Bülent SAYLAM
Yıllar önce bir pazar sabahı müzik öğretmeni olan kardeşimin telefonuyla başladım güne. Kardeşimin müzik öğretmeni olmasını yazmak istemezdim ama konu müzikle ilgili olunca yazma gereği duydum.
Bazılarının böyle takıntıları vardır. Onca yıllık çocuklarına, kardeşlerine çok samimi arkadaşlarına adlarıyla seslenmezler de “avukat hanım, mühendis bey” falan filan gibi sıfatlarla seslenirler, cümle içinde kullanırlar. Bilirsiniz işte bu tip ve hayatları bunlar üzerine kurulu olan çok insan var. Ben o insanlardan değilim.
Amma uzadı bu etiketi açıklama olayı neyse 20 Mayıs 2007 yani müzik öğretmeni olan kardeşimin beni aradığı tarih, pazar günü çıkan Sabah gazetesi kültür sanat ekinde bir yazı okumuş. Yazının başlığı “Robert Plant ile 10 dakika”. (Ve Keşan’da müzik, sanat ve spor konusunda o zamanlar çok samimi olduğum Hakan ağabeyime de bahsettim bu yazıdan hatta kendisi Antalya’daki konserine de gitmişti.) Başlıktan anlaşılacağı üzere adamın zamanı yok, röportajı bile anca bu kadar verebilmiş. Hiç tanımasanız bile bu adama mühim biri dersiniz.

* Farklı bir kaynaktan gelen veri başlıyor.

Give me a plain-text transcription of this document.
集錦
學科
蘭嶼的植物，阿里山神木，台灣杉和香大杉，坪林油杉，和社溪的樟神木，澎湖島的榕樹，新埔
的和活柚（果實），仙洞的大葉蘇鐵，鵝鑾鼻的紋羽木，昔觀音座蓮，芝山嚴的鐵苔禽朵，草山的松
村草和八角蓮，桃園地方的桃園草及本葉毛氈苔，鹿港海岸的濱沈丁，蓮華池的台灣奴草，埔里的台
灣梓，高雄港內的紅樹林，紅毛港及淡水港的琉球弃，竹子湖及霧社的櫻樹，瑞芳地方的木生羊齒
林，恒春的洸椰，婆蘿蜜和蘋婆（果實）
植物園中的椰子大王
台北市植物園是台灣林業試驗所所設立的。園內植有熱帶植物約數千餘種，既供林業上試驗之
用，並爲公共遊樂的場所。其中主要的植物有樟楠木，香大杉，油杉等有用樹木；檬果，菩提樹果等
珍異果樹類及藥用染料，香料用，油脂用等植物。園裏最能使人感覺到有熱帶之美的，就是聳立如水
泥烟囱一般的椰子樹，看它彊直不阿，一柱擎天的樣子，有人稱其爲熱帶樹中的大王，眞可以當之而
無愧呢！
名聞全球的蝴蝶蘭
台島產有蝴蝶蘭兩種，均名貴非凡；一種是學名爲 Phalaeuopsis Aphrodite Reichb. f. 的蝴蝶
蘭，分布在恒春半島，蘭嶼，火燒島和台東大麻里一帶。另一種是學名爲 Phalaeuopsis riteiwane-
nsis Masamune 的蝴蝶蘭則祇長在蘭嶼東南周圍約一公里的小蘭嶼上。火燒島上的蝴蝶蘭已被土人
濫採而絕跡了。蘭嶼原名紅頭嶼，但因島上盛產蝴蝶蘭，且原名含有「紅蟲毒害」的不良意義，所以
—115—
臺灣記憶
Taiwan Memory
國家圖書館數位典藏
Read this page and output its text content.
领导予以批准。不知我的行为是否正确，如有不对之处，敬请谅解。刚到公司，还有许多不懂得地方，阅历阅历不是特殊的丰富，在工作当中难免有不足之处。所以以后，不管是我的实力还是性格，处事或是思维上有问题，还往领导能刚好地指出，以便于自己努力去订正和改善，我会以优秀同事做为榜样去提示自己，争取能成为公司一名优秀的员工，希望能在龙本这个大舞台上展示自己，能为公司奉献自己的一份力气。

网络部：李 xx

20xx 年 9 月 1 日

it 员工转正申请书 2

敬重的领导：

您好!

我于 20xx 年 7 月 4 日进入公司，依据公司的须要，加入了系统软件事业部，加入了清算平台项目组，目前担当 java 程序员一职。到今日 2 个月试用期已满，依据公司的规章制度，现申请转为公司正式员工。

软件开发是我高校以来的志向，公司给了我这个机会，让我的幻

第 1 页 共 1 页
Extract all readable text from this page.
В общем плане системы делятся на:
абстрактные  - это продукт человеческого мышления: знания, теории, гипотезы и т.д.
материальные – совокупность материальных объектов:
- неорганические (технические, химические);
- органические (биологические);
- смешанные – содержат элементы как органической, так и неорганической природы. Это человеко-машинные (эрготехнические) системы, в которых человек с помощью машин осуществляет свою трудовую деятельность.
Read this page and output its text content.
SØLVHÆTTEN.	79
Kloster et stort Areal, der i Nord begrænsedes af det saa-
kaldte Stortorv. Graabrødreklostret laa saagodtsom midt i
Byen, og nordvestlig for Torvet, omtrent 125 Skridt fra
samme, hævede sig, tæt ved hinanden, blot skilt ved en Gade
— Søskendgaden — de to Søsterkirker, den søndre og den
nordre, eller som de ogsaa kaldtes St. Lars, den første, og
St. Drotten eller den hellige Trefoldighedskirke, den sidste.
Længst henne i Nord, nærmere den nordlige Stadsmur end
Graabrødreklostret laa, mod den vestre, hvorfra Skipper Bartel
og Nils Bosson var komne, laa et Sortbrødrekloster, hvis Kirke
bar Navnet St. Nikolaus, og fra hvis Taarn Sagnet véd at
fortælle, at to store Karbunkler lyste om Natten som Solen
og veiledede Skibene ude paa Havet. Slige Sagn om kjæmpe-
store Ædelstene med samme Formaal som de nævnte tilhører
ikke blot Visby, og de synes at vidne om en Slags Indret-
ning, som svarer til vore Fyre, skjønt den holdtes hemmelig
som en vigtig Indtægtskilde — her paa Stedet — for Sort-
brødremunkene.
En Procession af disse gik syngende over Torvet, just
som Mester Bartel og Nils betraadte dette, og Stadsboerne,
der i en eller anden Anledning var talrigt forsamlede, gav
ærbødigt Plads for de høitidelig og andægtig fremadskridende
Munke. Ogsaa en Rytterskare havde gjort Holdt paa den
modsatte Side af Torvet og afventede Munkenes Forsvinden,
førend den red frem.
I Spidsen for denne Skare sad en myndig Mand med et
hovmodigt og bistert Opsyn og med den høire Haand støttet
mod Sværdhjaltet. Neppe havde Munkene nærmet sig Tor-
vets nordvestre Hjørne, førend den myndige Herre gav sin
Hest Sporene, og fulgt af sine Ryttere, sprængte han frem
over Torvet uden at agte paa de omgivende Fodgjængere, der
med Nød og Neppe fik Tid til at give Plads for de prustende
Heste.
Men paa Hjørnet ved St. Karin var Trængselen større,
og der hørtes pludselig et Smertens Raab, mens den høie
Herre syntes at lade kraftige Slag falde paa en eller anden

Evet, gayet mühim birisi kendileri, o kadar ki; biraz istatistikî bilgi verdiğimizde mühim birisi olduğu somut olarak kafamıza yerleşecektir diye düşünüyorum. Led Zeppelin grubunda iken bugüne kadar 111 milyonu Amerika’da dünya genelinde ise 300 milyonun üzerinde albüm satışına ulaşmış Amerika’da Beatles’tan sonra 2. sırada.
Bunun rakamsal olarak değeri nedir diye kabataslak bir hesabını yaparsak 300 milyon çarpı 20 TL dersek (20 TL değildir ama biz alınabilir değer olarak verelim) 6 milyar TL yapar. Yani 170 tane pazaryeri projesi demektir. Ya varıp da bu adam buraya para verecek diye bu örneği vermedim, ben bir müzik adamının elde ettiği mali gücü güncel bir veri olan pazaryeri projesi ile karşılaştırarak kafamızın bir yerinde bulunsun diye örnekledim.
Bu örneği bir de şu nedenle verdim bu Robert Plant buraya gelebilirdi yanında bir sürü yayın organıyla beraber, bir düşünsenize Yeni Mescit’e klarnetler, davullar, darbukalar, cümbüşler, kemanlar ve gitarlar. Otururdu meydandaki kahvelerden birisine bir demli çay içerdi ve dünya izlerdi
. Eee izleyecek de nolcak bir şey olmayacak canım bu adamın hiç fanları yok ya zamanında Pakistan’da bulundukları dönemde olduğu gibi fanları Pakistan’a gitmedikleri gibi Keşan’a da gelmezlerdi. Yüzlerce dünya vatandaşı sırf bu romanları merak ettikleri için gelmezlerdi eminim.
Robert Plant belki de burada bir beste de yapmazdı bir de klip de çekmezdi. Gelseydi belki ama gelmediği için nerden çekecek tabii ki.
Biz hala Erikli’ye Turizm Lisesi’nin ne kadar dâhiyane bir fikir olduğunu tartışa duralım ah be sevgili Başkanım keşke demeseydiniz “ne iş yapar bu adam” diye ah be o kadar hayalimiz gitti vallah.